Theory Binary_Relations_Function_Evaluation

✐‹creator "Kevin Kappelmann"›
subsection ‹Evaluation of Functions as Binary Relations›
theory Binary_Relations_Function_Evaluation
  imports
    Binary_Relations_Right_Unique
    Binary_Relations_Extend
begin

consts eval :: "'a ⇒ 'b ⇒ 'c"

definition "eval_rel R x ≡ THE y. R x y"
adhoc_overloading eval eval_rel

bundle eval_syntax
begin
notation eval ("'(`')")
notation eval ("(_`_)" [999, 1000] 999)
end
bundle no_eval_syntax
begin
no_notation eval ("'(`')")
no_notation eval ("(_`_)" [999, 1000] 999)
end
unbundle eval_syntax

lemma eval_eq_if_right_unique_onI:
  assumes "right_unique_on P R"
  and "P x"
  and "R x y"
  shows "R`x = y"
  using assms unfolding eval_rel_def by (auto dest: right_unique_onD)

lemma eval_eq_if_right_unique_on_eqI:
  assumes "right_unique_on ((=) x) R"
  and "R x y"
  shows "R`x = y"
  using assms by (auto intro: eval_eq_if_right_unique_onI)

lemma rel_eval_if_ex1:
  assumes "∃!y. R x y"
  shows "R x (R`x)"
  using assms unfolding eval_rel_def by (rule theI')

lemma rel_if_eval_eq_if_in_dom_if_right_unique_on_eq:
  assumes "right_unique_on ((=) x) R"
  and "in_dom R x"
  and "R`x = y"
  shows "R x y"
  using assms by (blast intro: rel_eval_if_ex1[of R x] dest: right_unique_onD)

corollary rel_eval_if_in_dom_if_right_unique_on_eq:
  assumes "right_unique_on ((=) x) R"
  and "in_dom R x"
  shows "R x (R`x)"
  using assms by (rule rel_if_eval_eq_if_in_dom_if_right_unique_on_eq) simp

lemma eq_app_eval_eq_eq [simp]: "(λx. (=) (f x))`x = f x"
  by (auto intro: eval_eq_if_right_unique_onI)

lemma extend_eval_eq_if_not_in_dom [simp]:
  assumes "¬(in_dom R x)"
  shows "(extend x y R)`x = y"
  using assms by (force intro: eval_eq_if_right_unique_on_eqI)

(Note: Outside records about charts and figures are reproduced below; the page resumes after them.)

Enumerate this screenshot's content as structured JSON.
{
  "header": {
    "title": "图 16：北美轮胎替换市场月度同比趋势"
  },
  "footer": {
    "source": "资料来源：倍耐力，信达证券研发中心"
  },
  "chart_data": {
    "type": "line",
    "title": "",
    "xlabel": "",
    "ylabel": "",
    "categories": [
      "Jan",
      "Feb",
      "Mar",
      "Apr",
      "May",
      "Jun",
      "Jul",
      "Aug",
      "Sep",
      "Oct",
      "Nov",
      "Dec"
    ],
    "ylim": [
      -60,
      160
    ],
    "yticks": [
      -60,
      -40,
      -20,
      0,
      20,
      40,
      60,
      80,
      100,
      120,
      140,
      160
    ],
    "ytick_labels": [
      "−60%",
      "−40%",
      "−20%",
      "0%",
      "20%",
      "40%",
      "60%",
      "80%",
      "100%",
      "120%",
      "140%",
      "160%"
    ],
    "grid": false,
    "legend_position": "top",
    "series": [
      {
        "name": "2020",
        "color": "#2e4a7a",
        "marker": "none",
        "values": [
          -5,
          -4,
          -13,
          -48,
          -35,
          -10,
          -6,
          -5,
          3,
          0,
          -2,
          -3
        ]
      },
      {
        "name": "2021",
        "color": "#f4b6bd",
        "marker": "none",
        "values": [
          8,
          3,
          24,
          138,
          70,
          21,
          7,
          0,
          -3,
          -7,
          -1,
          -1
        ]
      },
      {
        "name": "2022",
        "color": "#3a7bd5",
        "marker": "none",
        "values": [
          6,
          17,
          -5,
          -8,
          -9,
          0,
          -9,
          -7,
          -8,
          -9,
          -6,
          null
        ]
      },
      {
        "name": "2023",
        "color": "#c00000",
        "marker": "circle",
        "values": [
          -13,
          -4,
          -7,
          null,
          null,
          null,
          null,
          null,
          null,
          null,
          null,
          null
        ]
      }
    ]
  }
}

corollary extend_bottom_eval_eq [simp]:
  fixes x :: 'a and y :: 'b
  shows "(extend x y (⊥ :: 'a ⇒ 'b ⇒ bool))`x = y"
  by (intro extend_eval_eq_if_not_in_dom) auto

lemma glue_eval_eqI:
  assumes "right_unique_on P (glue ℛ)"
  and "ℛ R"
  and "P x"
  and "R x y"
  shows "(glue ℛ)`x = y"
  using assms by (auto intro: eval_eq_if_right_unique_onI)

lemma glue_eval_eq_evalI:
  assumes "right_unique_on P (glue ℛ)"
  and "ℛ R"
  and "P x"
  and "in_dom R x"
  shows "(glue ℛ)`x = R`x"
  using assms by (intro glue_eval_eqI[of P ℛ R])
  (auto intro: rel_if_eval_eq_if_in_dom_if_right_unique_on_eq[of x] dest: right_unique_onD)

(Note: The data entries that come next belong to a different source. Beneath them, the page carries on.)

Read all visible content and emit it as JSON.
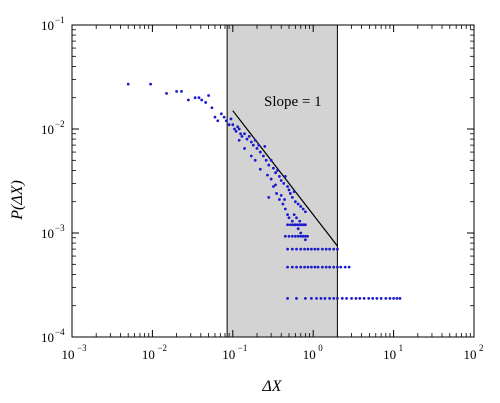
{
  "chart_data": {
    "type": "scatter",
    "xscale": "log",
    "yscale": "log",
    "xlim": [
      0.001,
      100
    ],
    "ylim": [
      0.0001,
      0.1
    ],
    "xlabel": "ΔX",
    "ylabel": "P(ΔX)",
    "x_ticks": [
      {
        "value": 0.001,
        "label": "10",
        "exp": "−3"
      },
      {
        "value": 0.01,
        "label": "10",
        "exp": "−2"
      },
      {
        "value": 0.1,
        "label": "10",
        "exp": "−1"
      },
      {
        "value": 1,
        "label": "10",
        "exp": "0"
      },
      {
        "value": 10,
        "label": "10",
        "exp": "1"
      },
      {
        "value": 100,
        "label": "10",
        "exp": "2"
      }
    ],
    "y_ticks": [
      {
        "value": 0.0001,
        "label": "10",
        "exp": "−4"
      },
      {
        "value": 0.001,
        "label": "10",
        "exp": "−3"
      },
      {
        "value": 0.01,
        "label": "10",
        "exp": "−2"
      },
      {
        "value": 0.1,
        "label": "10",
        "exp": "−1"
      }
    ],
    "shaded_region": {
      "x": [
        0.085,
        2.0
      ],
      "color": "#d3d3d3"
    },
    "fit_line": {
      "x": [
        0.1,
        2.0
      ],
      "y": [
        0.015,
        0.00075
      ],
      "label": "Slope = 1"
    },
    "series": [
      {
        "color": "#1a1acc",
        "points": [
          [
            0.005,
            0.027
          ],
          [
            0.0095,
            0.027
          ],
          [
            0.015,
            0.022
          ],
          [
            0.02,
            0.023
          ],
          [
            0.023,
            0.023
          ],
          [
            0.028,
            0.019
          ],
          [
            0.034,
            0.02
          ],
          [
            0.038,
            0.02
          ],
          [
            0.041,
            0.019
          ],
          [
            0.046,
            0.018
          ],
          [
            0.05,
            0.021
          ],
          [
            0.055,
            0.016
          ],
          [
            0.06,
            0.013
          ],
          [
            0.065,
            0.012
          ],
          [
            0.072,
            0.014
          ],
          [
            0.078,
            0.013
          ],
          [
            0.083,
            0.012
          ],
          [
            0.09,
            0.011
          ],
          [
            0.095,
            0.0125
          ],
          [
            0.1,
            0.011
          ],
          [
            0.105,
            0.01
          ],
          [
            0.11,
            0.0095
          ],
          [
            0.115,
            0.0105
          ],
          [
            0.12,
            0.01
          ],
          [
            0.125,
            0.009
          ],
          [
            0.13,
            0.0085
          ],
          [
            0.14,
            0.009
          ],
          [
            0.15,
            0.008
          ],
          [
            0.16,
            0.0085
          ],
          [
            0.17,
            0.0075
          ],
          [
            0.18,
            0.007
          ],
          [
            0.19,
            0.0078
          ],
          [
            0.2,
            0.0065
          ],
          [
            0.21,
            0.007
          ],
          [
            0.22,
            0.006
          ],
          [
            0.24,
            0.0055
          ],
          [
            0.25,
            0.0068
          ],
          [
            0.26,
            0.005
          ],
          [
            0.28,
            0.0045
          ],
          [
            0.3,
            0.005
          ],
          [
            0.32,
            0.0042
          ],
          [
            0.34,
            0.0038
          ],
          [
            0.36,
            0.004
          ],
          [
            0.38,
            0.0035
          ],
          [
            0.4,
            0.0032
          ],
          [
            0.43,
            0.003
          ],
          [
            0.45,
            0.0035
          ],
          [
            0.48,
            0.0028
          ],
          [
            0.5,
            0.0026
          ],
          [
            0.52,
            0.0024
          ],
          [
            0.55,
            0.0022
          ],
          [
            0.58,
            0.0025
          ],
          [
            0.6,
            0.002
          ],
          [
            0.65,
            0.0019
          ],
          [
            0.7,
            0.0018
          ],
          [
            0.75,
            0.0017
          ],
          [
            0.8,
            0.0016
          ],
          [
            0.32,
            0.0028
          ],
          [
            0.35,
            0.0024
          ],
          [
            0.38,
            0.0021
          ],
          [
            0.42,
            0.0019
          ],
          [
            0.45,
            0.0017
          ],
          [
            0.48,
            0.0015
          ],
          [
            0.5,
            0.0014
          ],
          [
            0.55,
            0.0013
          ],
          [
            0.6,
            0.0012
          ],
          [
            0.65,
            0.0011
          ],
          [
            0.7,
            0.001
          ],
          [
            0.75,
            0.00093
          ],
          [
            0.8,
            0.00086
          ],
          [
            0.22,
            0.0041
          ],
          [
            0.27,
            0.0036
          ],
          [
            0.3,
            0.0033
          ],
          [
            0.34,
            0.0029
          ],
          [
            0.17,
            0.0055
          ],
          [
            0.19,
            0.005
          ],
          [
            0.14,
            0.0065
          ],
          [
            0.12,
            0.0078
          ],
          [
            0.28,
            0.0022
          ],
          [
            0.4,
            0.0023
          ],
          [
            0.44,
            0.0021
          ],
          [
            0.58,
            0.0015
          ],
          [
            0.62,
            0.0014
          ],
          [
            0.68,
            0.0013
          ],
          [
            0.48,
            0.0012
          ],
          [
            0.52,
            0.0012
          ],
          [
            0.56,
            0.0012
          ],
          [
            0.6,
            0.0012
          ],
          [
            0.64,
            0.0012
          ],
          [
            0.68,
            0.0012
          ],
          [
            0.72,
            0.0012
          ],
          [
            0.76,
            0.0012
          ],
          [
            0.8,
            0.0012
          ],
          [
            0.45,
            0.00093
          ],
          [
            0.5,
            0.00093
          ],
          [
            0.55,
            0.00093
          ],
          [
            0.6,
            0.00093
          ],
          [
            0.65,
            0.00093
          ],
          [
            0.7,
            0.00093
          ],
          [
            0.75,
            0.00093
          ],
          [
            0.8,
            0.00093
          ],
          [
            0.85,
            0.00093
          ],
          [
            0.48,
            0.0007
          ],
          [
            0.55,
            0.0007
          ],
          [
            0.62,
            0.0007
          ],
          [
            0.7,
            0.0007
          ],
          [
            0.78,
            0.0007
          ],
          [
            0.86,
            0.0007
          ],
          [
            0.95,
            0.0007
          ],
          [
            1.05,
            0.0007
          ],
          [
            1.15,
            0.0007
          ],
          [
            1.3,
            0.0007
          ],
          [
            1.45,
            0.0007
          ],
          [
            1.6,
            0.0007
          ],
          [
            1.8,
            0.0007
          ],
          [
            2.0,
            0.0007
          ],
          [
            0.48,
            0.00047
          ],
          [
            0.55,
            0.00047
          ],
          [
            0.62,
            0.00047
          ],
          [
            0.7,
            0.00047
          ],
          [
            0.78,
            0.00047
          ],
          [
            0.86,
            0.00047
          ],
          [
            0.95,
            0.00047
          ],
          [
            1.05,
            0.00047
          ],
          [
            1.15,
            0.00047
          ],
          [
            1.3,
            0.00047
          ],
          [
            1.45,
            0.00047
          ],
          [
            1.6,
            0.00047
          ],
          [
            1.8,
            0.00047
          ],
          [
            2.0,
            0.00047
          ],
          [
            2.2,
            0.00047
          ],
          [
            2.5,
            0.00047
          ],
          [
            2.8,
            0.00047
          ],
          [
            0.48,
            0.000235
          ],
          [
            0.62,
            0.000235
          ],
          [
            0.8,
            0.000235
          ],
          [
            0.95,
            0.000235
          ],
          [
            1.1,
            0.000235
          ],
          [
            1.25,
            0.000235
          ],
          [
            1.4,
            0.000235
          ],
          [
            1.6,
            0.000235
          ],
          [
            1.8,
            0.000235
          ],
          [
            2.0,
            0.000235
          ],
          [
            2.3,
            0.000235
          ],
          [
            2.6,
            0.000235
          ],
          [
            3.0,
            0.000235
          ],
          [
            3.4,
            0.000235
          ],
          [
            3.8,
            0.000235
          ],
          [
            4.3,
            0.000235
          ],
          [
            4.9,
            0.000235
          ],
          [
            5.5,
            0.000235
          ],
          [
            6.2,
            0.000235
          ],
          [
            7.0,
            0.000235
          ],
          [
            8.0,
            0.000235
          ],
          [
            9.0,
            0.000235
          ],
          [
            10.0,
            0.000235
          ],
          [
            11.0,
            0.000235
          ],
          [
            12.0,
            0.000235
          ]
        ]
      }
    ]
  }
}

text ‹Note: the following rest on the definition of extend and eval:›

lemma extend_eval_eq_if_neq [simp]:
  fixes R :: "'a ⇒ 'b ⇒ bool"
  shows "x ≠ y ⟹ (extend y z R)`x = R`x"
  unfolding extend_rel_def eval_rel_def by auto

lemma sup_eval_eq_left_eval_if_not_in_dom [simp]:
  fixes R S :: "'a ⇒ 'b ⇒ bool"
  shows "¬(in_dom S x) ⟹ (R ⊔ S)`x = R`x"
  unfolding eval_rel_def by (cases "∃y. S x y") auto

lemma sup_eval_eq_right_eval_if_not_in_dom [simp]:
  fixes R S :: "'a ⇒ 'b ⇒ bool"
  shows "¬(in_dom R x) ⟹ (R ⊔ S)`x = S`x"
  unfolding eval_rel_def by (cases "∃y. R x y") auto

lemma rel_restrict_left_eval_eq_if_pred [simp]:
  fixes R :: "'a ⇒ 'b ⇒ bool"
  assumes "P x"
  shows "(R↾⇘P⇙)`x = R`x"
  (*FIXME: proof relying on specific definitions; can we do better?*)
  using assms unfolding eval_rel_def rel_restrict_left_pred_def by auto

end